Poster D113, Monday, March 26, 8:00-10:00 am, Exhibit Hall C
Neural networks of specific and general autobiographical memory retrieval in younger and older adults
Aleea Devitt1, Reece Roberts2, Abby Metson2, Lynette Tippett2, Donna Rose Addis2; 1Harvard University, 2The University of Auckland
Healthy aging is associated with difficulty retrieving specific/episodic autobiographical memories (AMs), while retrieval of general/routine AMs – which tend to be reliant on semantic memory – is relatively preserved. While age-related declines in episodic memory are reflected in reduced activation of the default network when retrieving specific AMs, little is known about the effects of age on neural activation during general AM retrieval. The current fMRI study used Partial Least Squares to explore age-related changes in whole-brain networks during specific and general AM retrieval.
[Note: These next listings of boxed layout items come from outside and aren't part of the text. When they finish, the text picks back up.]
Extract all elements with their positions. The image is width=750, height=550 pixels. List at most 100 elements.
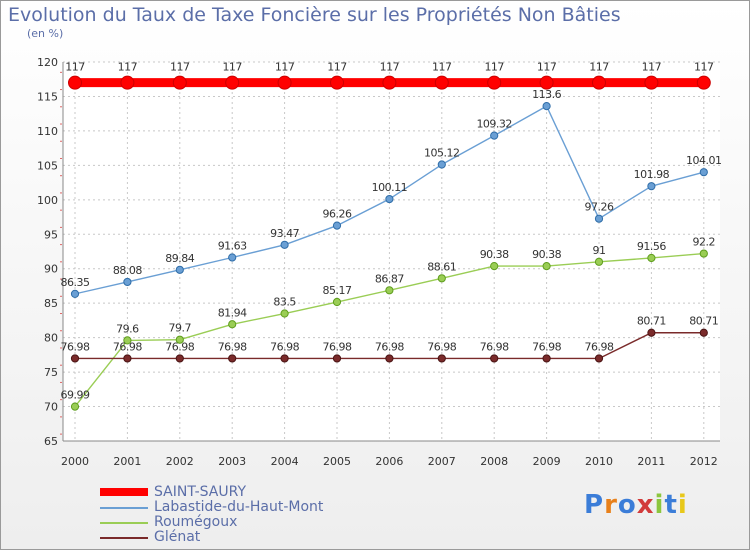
data-point [487,75,502,90]
data-point [647,182,656,191]
y-tick-label: 90 [44,263,58,276]
data-label: 76.98 [427,340,456,353]
data-point [120,75,135,90]
data-label: 80.71 [637,315,666,328]
data-point [382,75,397,90]
plot-area [63,62,720,441]
data-point [228,354,237,363]
data-label: 117 [118,61,138,74]
data-point [437,160,446,169]
logo-letter: x [636,490,655,520]
legend-label: SAINT-SAURY [154,484,246,500]
data-label: 117 [642,61,662,74]
data-label: 90.38 [480,248,509,261]
data-label: 91.63 [218,239,247,252]
data-label: 101.98 [634,168,670,181]
legend-swatch [100,507,148,509]
x-tick-label: 2004 [271,455,299,468]
data-label: 76.98 [218,340,247,353]
data-point [68,75,82,90]
y-tick-label: 105 [37,159,58,172]
data-label: 85.17 [323,284,352,297]
data-label: 117 [694,61,714,74]
data-label: 76.98 [61,340,90,353]
data-point [70,289,80,298]
data-label: 117 [170,61,190,74]
data-point [385,354,394,363]
data-point [280,354,289,363]
data-label: 79.6 [116,322,139,335]
data-point [696,75,711,90]
data-point [542,354,551,363]
data-label: 76.98 [165,340,194,353]
data-point [647,328,656,337]
data-point [539,75,554,90]
chart-title: Evolution du Taux de Taxe Foncière sur l… [8,4,621,26]
data-label: 105.12 [424,147,460,160]
legend-item-roumegoux: Roumégoux [100,514,400,530]
data-point [699,168,708,177]
data-label: 117 [65,61,85,74]
y-tick-label: 80 [44,332,58,345]
logo-letter: P [584,490,605,520]
data-label: 88.61 [427,260,456,273]
x-tick-label: 2007 [428,455,456,468]
data-point [490,354,499,363]
data-label: 76.98 [113,340,142,353]
y-tick-label: 115 [37,90,58,103]
x-tick-label: 2012 [690,455,718,468]
data-label: 83.5 [273,296,296,309]
data-point [228,253,237,262]
data-point [175,354,184,363]
legend-label: Glénat [154,529,201,545]
x-tick-label: 2010 [585,455,613,468]
data-point [592,75,606,90]
data-point [699,249,708,258]
data-point [172,75,187,90]
logo-letter: r [604,490,618,520]
data-point [228,320,237,329]
data-label: 86.35 [61,276,90,289]
data-label: 81.94 [218,306,247,319]
data-label: 109.32 [476,118,512,131]
x-tick-label: 2003 [218,455,246,468]
data-point [434,75,449,90]
data-point [330,75,344,90]
legend-swatch [100,522,148,524]
data-point [490,262,499,271]
legend-swatch [100,537,148,539]
y-tick-label: 100 [37,194,58,207]
data-point [225,75,240,90]
y-tick-label: 85 [44,297,58,310]
data-point [594,214,604,223]
data-label: 117 [222,61,242,74]
data-label: 117 [432,61,452,74]
data-point [332,354,342,363]
logo-letter: t [664,490,678,520]
data-label: 117 [589,61,609,74]
data-point [385,194,394,204]
data-label: 86.87 [375,272,404,285]
data-label: 69.99 [61,389,90,402]
data-point [123,336,132,345]
data-point [542,102,551,111]
x-tick-label: 2011 [637,455,665,468]
data-label: 80.71 [689,315,718,328]
data-point [123,277,132,287]
legend-swatch [100,488,148,496]
data-point [70,354,80,363]
data-point [175,265,184,274]
x-tick-label: 2008 [480,455,508,468]
data-label: 76.98 [585,340,614,353]
data-point [385,286,394,295]
data-point [175,335,184,344]
data-label: 76.98 [480,340,509,353]
legend: SAINT-SAURY Labastide-du-Haut-Mont Roumé… [100,484,400,545]
data-point [332,221,342,230]
y-tick-label: 65 [44,435,58,448]
y-unit-label: (en %) [27,27,64,40]
data-label: 76.98 [532,340,561,353]
x-tick-label: 2001 [113,455,141,468]
legend-item-labastide: Labastide-du-Haut-Mont [100,499,400,515]
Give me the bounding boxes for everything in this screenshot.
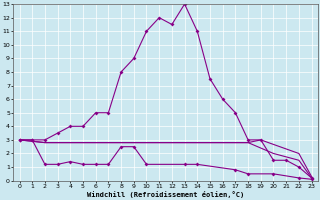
X-axis label: Windchill (Refroidissement éolien,°C): Windchill (Refroidissement éolien,°C) xyxy=(87,191,244,198)
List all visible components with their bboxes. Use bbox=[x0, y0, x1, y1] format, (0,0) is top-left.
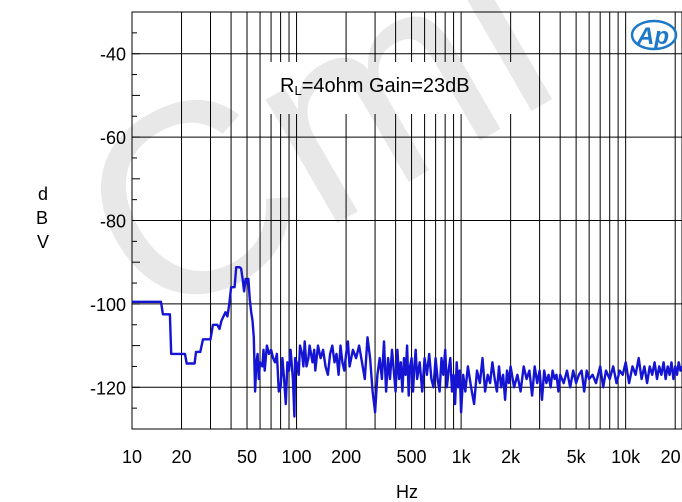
y-tick-label: -100 bbox=[90, 295, 126, 315]
x-axis-ticks: 10 20 50 100 200 500 1k 2k 5k 10k 20k bbox=[122, 447, 682, 467]
x-tick-label: 100 bbox=[282, 447, 312, 467]
ap-logo-text: Ap bbox=[636, 23, 669, 50]
y-tick-label: -80 bbox=[100, 212, 126, 232]
x-tick-label: 20 bbox=[172, 447, 192, 467]
ap-logo-ring bbox=[630, 19, 678, 51]
y-tick-label: -40 bbox=[100, 45, 126, 65]
x-tick-label: 5k bbox=[567, 447, 587, 467]
x-tick-label: 10 bbox=[122, 447, 142, 467]
x-tick-label: 1k bbox=[452, 447, 472, 467]
series-line bbox=[132, 266, 682, 418]
y-axis-ticks: -40 -60 -80 -100 -120 bbox=[90, 11, 140, 430]
y-axis-label-letter: d bbox=[38, 184, 49, 204]
ap-logo: Ap bbox=[630, 19, 678, 51]
annotation-label: RL=4ohm Gain=23dB bbox=[280, 75, 470, 98]
x-tick-label: 2k bbox=[501, 447, 521, 467]
x-tick-label: 200 bbox=[331, 447, 361, 467]
x-tick-label: 50 bbox=[237, 447, 257, 467]
y-axis-label-letter: B bbox=[36, 208, 49, 228]
y-tick-label: -60 bbox=[100, 128, 126, 148]
x-axis-label: Hz bbox=[396, 482, 418, 502]
grid bbox=[132, 12, 682, 429]
x-tick-label: 20k bbox=[661, 447, 682, 467]
x-tick-label: 500 bbox=[397, 447, 427, 467]
y-axis-label-letter: V bbox=[37, 232, 50, 252]
x-tick-label: 10k bbox=[611, 447, 641, 467]
y-tick-label: -120 bbox=[90, 378, 126, 398]
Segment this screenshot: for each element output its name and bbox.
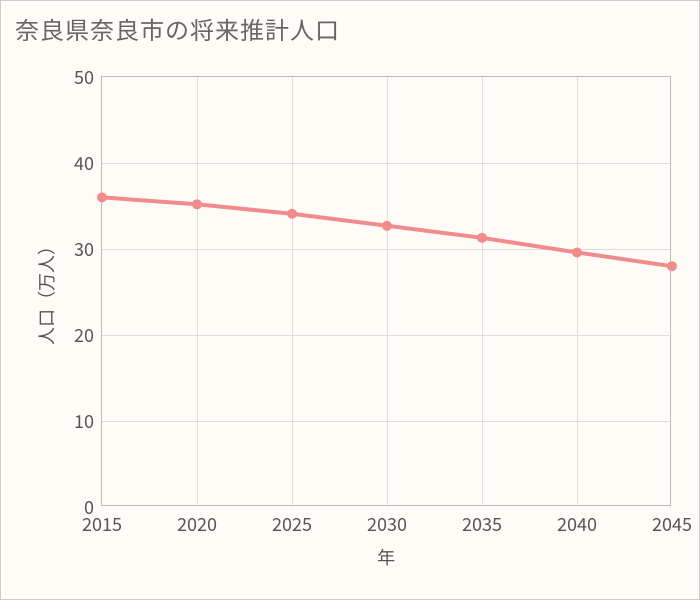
x-tick-label: 2040 — [557, 505, 597, 537]
y-tick-label: 30 — [74, 236, 102, 262]
y-tick-label: 10 — [74, 408, 102, 434]
data-point-marker — [192, 199, 202, 209]
y-tick-label: 50 — [74, 64, 102, 90]
data-point-marker — [667, 261, 677, 271]
data-point-marker — [97, 192, 107, 202]
series-line — [102, 77, 672, 507]
x-tick-label: 2035 — [462, 505, 502, 537]
x-axis-label: 年 — [377, 544, 395, 570]
x-tick-label: 2045 — [652, 505, 692, 537]
chart-title: 奈良県奈良市の将来推計人口 — [15, 11, 340, 46]
plot-area: 010203040502015202020252030203520402045 — [101, 76, 671, 506]
data-point-marker — [572, 247, 582, 257]
x-tick-label: 2015 — [82, 505, 122, 537]
y-tick-label: 40 — [74, 150, 102, 176]
x-tick-label: 2020 — [177, 505, 217, 537]
data-point-marker — [477, 233, 487, 243]
chart-container: 奈良県奈良市の将来推計人口 01020304050201520202025203… — [0, 0, 700, 600]
y-tick-label: 20 — [74, 322, 102, 348]
data-point-marker — [382, 221, 392, 231]
data-point-marker — [287, 209, 297, 219]
y-axis-label: 人口（万人） — [33, 237, 59, 345]
x-tick-label: 2025 — [272, 505, 312, 537]
x-tick-label: 2030 — [367, 505, 407, 537]
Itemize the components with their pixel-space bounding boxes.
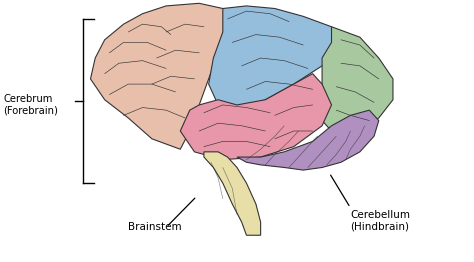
Polygon shape	[180, 74, 331, 160]
Polygon shape	[91, 3, 237, 149]
Text: Brainstem: Brainstem	[128, 222, 182, 232]
Polygon shape	[237, 110, 379, 170]
Text: Cerebellum
(Hindbrain): Cerebellum (Hindbrain)	[350, 210, 410, 232]
Polygon shape	[209, 6, 341, 110]
Polygon shape	[204, 152, 261, 235]
Text: Cerebrum
(Forebrain): Cerebrum (Forebrain)	[3, 94, 58, 116]
Polygon shape	[322, 27, 393, 131]
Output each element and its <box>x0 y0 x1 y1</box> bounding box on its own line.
We found that compared to a semantic control task, both younger and older adults engaged the default network during specific AM retrieval, but this pattern of activity was less pronounced with age. Younger adults engaged a subset of default regions during general retrieval, while older adults recruited a similar network for both specific and general retrieval. Lastly, younger adults activated additional non-default areas for the more demanding specific AM task, including regions of the dorsal and ventral attention networks. These regions were not utilized by older adults for specific retrieval, even though they did recruit these regions in the control task. These results provide further evidence of dedifferentiation of specific and general AM retrieval with age.